Schoenemann, P. T., 1989, "Comparison of intraspecific craniometric variability in Homo, Pan, and Gorilla," (abstract of paper presented) American Journal of Physical Anthropology, v.78(2):298.


Physical anthropologists have long recognized the extent of morphological variation present in Homo sapiens, yet few studies have directly compared the extent to which human variability differs from the variability found in other species.  Theoretical considerations indicate that genotypic (and therefore phenotypic) variation should decrease under directional selection.  Since Australopithecus afarensis is much more similar cranially to the modern African apes than to modern humans, it is likely that humans have diverged to the greatest extent from the common human-chimpanzee-gorilla ancestor.  Certainly there has been strong selection for increasing brain size (and hence cranial size) in hominids during the last 2 million years.  One might therefore expect humans to be less variable cranially than the African apes.  Experimental selection experiments in mice and Drosophila, however, indicate that phenotypic variation does not necessarily decrease with directional selection, and may even increase.

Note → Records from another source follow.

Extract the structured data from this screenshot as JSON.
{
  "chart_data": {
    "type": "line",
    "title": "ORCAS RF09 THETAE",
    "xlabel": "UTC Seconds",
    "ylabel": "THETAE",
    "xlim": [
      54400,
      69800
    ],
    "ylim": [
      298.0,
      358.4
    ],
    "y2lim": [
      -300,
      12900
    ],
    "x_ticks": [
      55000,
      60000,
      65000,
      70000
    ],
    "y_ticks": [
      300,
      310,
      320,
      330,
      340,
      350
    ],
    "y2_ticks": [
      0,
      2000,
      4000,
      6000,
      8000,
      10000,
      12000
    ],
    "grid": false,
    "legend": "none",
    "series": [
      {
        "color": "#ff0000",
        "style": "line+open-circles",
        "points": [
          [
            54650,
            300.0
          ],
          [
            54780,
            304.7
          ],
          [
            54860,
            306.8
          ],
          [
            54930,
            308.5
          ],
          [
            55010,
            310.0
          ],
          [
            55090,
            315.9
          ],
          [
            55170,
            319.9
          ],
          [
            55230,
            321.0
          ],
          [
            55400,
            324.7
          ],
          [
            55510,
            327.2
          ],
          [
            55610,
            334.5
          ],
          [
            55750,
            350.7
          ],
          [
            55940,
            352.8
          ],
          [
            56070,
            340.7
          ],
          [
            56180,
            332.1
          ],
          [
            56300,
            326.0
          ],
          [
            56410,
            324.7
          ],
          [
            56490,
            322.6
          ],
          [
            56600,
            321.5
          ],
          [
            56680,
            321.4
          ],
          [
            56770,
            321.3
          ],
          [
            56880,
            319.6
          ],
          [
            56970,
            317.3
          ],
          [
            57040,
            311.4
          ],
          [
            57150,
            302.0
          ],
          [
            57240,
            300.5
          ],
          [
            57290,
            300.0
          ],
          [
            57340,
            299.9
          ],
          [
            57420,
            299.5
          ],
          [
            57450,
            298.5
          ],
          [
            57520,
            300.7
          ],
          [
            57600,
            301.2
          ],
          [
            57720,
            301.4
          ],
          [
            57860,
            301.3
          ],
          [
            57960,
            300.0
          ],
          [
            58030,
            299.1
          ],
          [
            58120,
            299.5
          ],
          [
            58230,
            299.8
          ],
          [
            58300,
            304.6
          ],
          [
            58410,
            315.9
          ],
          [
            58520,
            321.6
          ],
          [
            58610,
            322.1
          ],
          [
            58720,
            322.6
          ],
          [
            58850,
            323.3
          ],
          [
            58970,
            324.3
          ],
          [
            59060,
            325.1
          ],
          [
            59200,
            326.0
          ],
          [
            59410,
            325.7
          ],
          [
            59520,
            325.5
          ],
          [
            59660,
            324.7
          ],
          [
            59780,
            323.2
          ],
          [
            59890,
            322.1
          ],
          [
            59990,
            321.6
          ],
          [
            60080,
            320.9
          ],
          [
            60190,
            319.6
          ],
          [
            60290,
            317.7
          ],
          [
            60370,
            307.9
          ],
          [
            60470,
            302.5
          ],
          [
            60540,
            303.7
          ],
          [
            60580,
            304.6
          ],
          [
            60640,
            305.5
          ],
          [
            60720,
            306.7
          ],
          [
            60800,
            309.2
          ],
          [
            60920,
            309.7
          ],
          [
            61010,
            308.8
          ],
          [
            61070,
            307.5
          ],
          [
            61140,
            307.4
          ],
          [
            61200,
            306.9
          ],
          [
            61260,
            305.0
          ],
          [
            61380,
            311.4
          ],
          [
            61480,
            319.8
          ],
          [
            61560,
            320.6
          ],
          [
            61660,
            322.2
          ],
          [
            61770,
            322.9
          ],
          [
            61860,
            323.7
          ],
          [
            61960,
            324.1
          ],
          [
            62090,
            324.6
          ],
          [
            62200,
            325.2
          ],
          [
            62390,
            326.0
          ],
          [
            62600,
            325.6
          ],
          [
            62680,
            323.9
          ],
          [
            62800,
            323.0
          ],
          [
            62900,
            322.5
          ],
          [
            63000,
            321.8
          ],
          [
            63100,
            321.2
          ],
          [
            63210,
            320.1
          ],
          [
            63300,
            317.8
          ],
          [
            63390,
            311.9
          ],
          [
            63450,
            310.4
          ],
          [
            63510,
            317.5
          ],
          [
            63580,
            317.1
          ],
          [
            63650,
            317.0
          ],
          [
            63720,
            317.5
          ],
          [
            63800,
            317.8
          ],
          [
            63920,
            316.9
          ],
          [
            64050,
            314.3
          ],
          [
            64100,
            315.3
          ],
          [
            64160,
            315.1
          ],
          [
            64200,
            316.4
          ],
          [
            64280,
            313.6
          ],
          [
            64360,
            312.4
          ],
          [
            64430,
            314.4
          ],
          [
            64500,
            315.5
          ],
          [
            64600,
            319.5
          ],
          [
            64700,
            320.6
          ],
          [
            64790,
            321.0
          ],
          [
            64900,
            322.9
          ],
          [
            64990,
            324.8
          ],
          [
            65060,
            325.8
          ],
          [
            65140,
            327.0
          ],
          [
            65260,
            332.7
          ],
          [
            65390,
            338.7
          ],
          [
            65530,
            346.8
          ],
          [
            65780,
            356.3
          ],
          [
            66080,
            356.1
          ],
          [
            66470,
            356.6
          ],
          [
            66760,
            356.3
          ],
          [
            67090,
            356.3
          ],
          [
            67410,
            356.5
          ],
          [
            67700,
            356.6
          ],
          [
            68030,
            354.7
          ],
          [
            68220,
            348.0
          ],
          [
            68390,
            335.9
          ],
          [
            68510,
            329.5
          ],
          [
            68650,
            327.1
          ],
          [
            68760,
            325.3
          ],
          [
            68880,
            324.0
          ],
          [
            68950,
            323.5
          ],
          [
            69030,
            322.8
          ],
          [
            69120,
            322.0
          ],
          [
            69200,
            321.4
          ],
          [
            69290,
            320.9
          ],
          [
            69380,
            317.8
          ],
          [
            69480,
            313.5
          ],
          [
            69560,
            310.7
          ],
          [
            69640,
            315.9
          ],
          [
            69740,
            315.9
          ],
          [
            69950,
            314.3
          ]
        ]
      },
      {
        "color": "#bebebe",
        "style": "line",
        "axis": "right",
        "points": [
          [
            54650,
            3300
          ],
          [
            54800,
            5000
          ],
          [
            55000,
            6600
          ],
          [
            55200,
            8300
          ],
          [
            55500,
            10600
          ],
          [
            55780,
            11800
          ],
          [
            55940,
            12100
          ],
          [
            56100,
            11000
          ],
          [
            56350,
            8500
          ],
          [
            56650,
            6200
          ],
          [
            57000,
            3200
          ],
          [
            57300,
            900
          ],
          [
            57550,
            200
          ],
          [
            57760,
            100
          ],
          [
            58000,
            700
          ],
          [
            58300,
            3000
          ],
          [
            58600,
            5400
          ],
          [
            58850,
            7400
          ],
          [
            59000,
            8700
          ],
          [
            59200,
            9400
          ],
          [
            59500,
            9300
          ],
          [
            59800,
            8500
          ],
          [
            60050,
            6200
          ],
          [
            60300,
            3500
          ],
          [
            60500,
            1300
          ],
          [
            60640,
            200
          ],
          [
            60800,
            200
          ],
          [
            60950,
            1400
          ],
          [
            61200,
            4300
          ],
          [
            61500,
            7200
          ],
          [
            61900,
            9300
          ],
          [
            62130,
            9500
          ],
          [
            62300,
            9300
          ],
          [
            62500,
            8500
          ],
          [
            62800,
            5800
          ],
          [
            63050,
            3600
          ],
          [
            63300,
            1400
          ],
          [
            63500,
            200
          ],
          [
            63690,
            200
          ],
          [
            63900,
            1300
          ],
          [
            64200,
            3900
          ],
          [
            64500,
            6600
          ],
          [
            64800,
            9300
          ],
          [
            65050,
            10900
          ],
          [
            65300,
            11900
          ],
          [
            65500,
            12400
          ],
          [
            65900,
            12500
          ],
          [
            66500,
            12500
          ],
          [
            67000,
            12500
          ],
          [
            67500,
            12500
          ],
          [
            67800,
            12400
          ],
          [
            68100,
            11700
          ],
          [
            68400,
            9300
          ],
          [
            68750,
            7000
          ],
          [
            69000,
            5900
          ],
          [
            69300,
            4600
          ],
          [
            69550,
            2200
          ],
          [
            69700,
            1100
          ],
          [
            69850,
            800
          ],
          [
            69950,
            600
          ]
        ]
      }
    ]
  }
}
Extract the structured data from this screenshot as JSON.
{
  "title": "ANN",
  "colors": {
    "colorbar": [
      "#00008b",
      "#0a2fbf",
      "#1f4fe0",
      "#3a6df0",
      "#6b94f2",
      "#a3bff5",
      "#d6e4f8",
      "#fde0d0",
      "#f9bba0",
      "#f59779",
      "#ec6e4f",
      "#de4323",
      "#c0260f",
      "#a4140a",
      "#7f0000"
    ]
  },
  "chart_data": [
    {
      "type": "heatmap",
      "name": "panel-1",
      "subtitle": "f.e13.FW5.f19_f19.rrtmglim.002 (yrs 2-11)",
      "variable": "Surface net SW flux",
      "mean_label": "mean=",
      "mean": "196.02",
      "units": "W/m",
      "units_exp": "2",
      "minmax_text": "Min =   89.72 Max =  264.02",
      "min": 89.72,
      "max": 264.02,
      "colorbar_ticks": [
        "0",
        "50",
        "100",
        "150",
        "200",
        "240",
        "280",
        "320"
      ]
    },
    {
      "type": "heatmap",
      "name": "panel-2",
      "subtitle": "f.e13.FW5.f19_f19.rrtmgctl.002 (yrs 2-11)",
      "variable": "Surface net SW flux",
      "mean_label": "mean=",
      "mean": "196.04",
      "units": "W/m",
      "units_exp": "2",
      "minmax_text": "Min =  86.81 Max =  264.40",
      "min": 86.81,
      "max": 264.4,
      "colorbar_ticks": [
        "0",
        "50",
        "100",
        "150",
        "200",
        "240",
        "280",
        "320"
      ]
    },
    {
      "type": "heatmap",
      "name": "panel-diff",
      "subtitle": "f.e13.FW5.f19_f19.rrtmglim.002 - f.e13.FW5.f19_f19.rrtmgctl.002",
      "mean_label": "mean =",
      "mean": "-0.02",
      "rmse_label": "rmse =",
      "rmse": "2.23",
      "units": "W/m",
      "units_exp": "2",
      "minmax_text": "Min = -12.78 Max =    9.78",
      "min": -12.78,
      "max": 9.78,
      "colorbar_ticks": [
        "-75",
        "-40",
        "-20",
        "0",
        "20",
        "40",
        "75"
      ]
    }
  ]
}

In order to investigate the question of comparative variability in African apes and humans, craniometric data for Pan paniscus, Pan troglodytes, Gorilla gorilla, and Homo sapiens, was gleaned from the literature.  Data for males only was used in order to avoid the effects of sexual dimorphism.  The coefficient of variation (CV) was used for these interspecific comparisons to minimize the effect of size.  Because extant African apes are limited geographically to only a part of Sub-Saharan Africa, two comparisons were run: one using human CV's derived from a pooled estimate of variance including all geographical regions, and another using human CV's derived from a within-geographical-region estimate of variance.

Comparisons utilizing the pooled human data indicate that, as a species, humans do not appear to be less variable craniofacially than the other African apes.  Further, humans in fact appear to be more variable in measures of cranial breadth.  Comparisons utilizing within-geographical-region estimates indicate that human geographical groups are somewhat less variable in facial-masticatory measurements, but entirely comparable variability exists in the measures of the cranial vault.  This analysis indicates that, to the extent these measurements are genetically controlled, genotypic variance has not decreased (with respect to the African apes) in the face of directional selection.

This analysis raises at least 2 questions of significance concerning human and African ape evolution.  1) Why are measures of cranial breadth so variable in humans, considering that this dimension is quite heritable?  This may indicate that some balancing mechanism is maintaining variation.  2) Mitochondrial DNA studies have indicated the possibility of a bottleneck in human evolution with respect to the African apes.  If the rates of mtDNA evolution are constant in these species, the bottleneck must have been both recent and transient (since variation does not appear to have been greatly reduced in modern humans). Alternatively, mtDNA rates may not be constant in humans and African apes.